L’explosion de l’intelligence artificielle anime énormément de débats et soulève d’innombrables questions. Mais elle emmène aussi avec elle une autre révolution, moins évoquée mais tout aussi importante : l’émergence des robots humanoïdes intelligents qui excitent la planète tech.

I’ll be back ! Le personnage robot campé, en 1984, par Arnold Schwarzenegger dans Terminator était-il visionnaire ? En tout cas, exactement 40 ans plus tard, la réalité semble lui donner raison: la thématique des robots humanoïdes n’a jamais été autant d’actualité. Si les grands titres de la presse se concentrent essentiellement sur les avancées étonnantes de l’intelligence artificielle générative et ses impacts sur de nombreux métiers, peu abordent encore l’étape d’après qui se profile pourtant : le nouvel âge d’or des robots à forme humaine.

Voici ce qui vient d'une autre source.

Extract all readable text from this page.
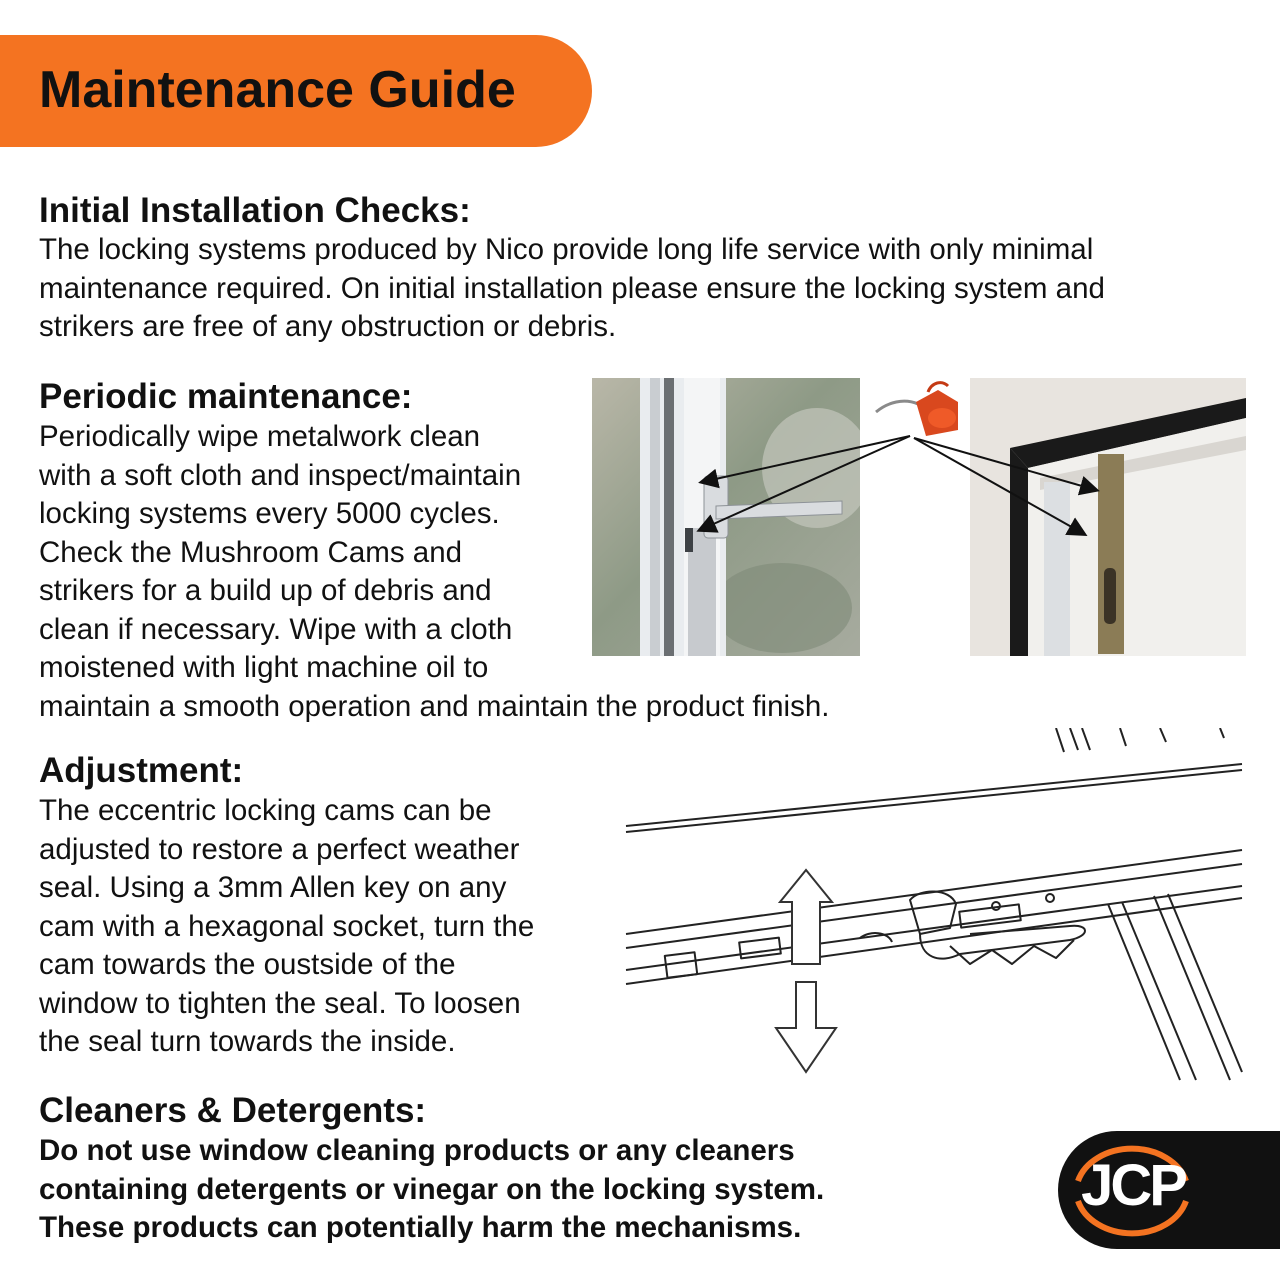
Maintenance Guide
Initial Installation Checks:

The locking systems produced by Nico provide long life service with only minimal
maintenance required. On initial installation please ensure the locking system and
strikers are free of any obstruction or debris.

Periodic maintenance:

Periodically wipe metalwork clean
with a soft cloth and inspect/maintain
locking systems every 5000 cycles.
Check the Mushroom Cams and
strikers for a build up of debris and
clean if necessary. Wipe with a cloth
moistened with light machine oil to
maintain a smooth operation and maintain the product finish.

Adjustment:

The eccentric locking cams can be
adjusted to restore a perfect weather
seal. Using a 3mm Allen key on any
cam with a hexagonal socket, turn the
cam towards the oustside of the
window to tighten the seal. To loosen
the seal turn towards the inside.

Cleaners & Detergents:

Do not use window cleaning products or any cleaners
containing detergents or vinegar on the locking system.
These products can potentially harm the mechanisms.

JCP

Ces dernières semaines, le web a vu débarquer des tas d’images surprenantes témoignant des prouesses robotiques en constante évolution, qui ne sont ni de la science-fiction, ni des images de synthèse que pourraient créer les IA du moment. La vidéo du dernier robot de Boston Dynamics partagée voici trois semaines a d’ores et déjà attiré 5 millions de spectateurs sur YouTube. Et pour cause: ce robot fascine par sa souplesse. Allongé au sol, il est capable de se relever en fléchissant les jambes et en pivotant sur plusieurs axes, puis de se déplacer dans tous les sens. Totalement électrique, il s’affranchit de nombreux câbles externes et de son énorme “sac à dos”. Plus léger et flexible que jamais, le dernier-né de Boston Dynamics, firme rachetée en 2012 par Google, a fait un solide pas en avant. De même que 01, un robot mis au point par la start-up américaine Figure qui est capable tout à la fois de répondre à des questions, d’expliquer ce qu’il voit devant lui et de réaliser des tâches manuelles qu’on vient de lui suggérer. Le tout avec une fluidité étonnante.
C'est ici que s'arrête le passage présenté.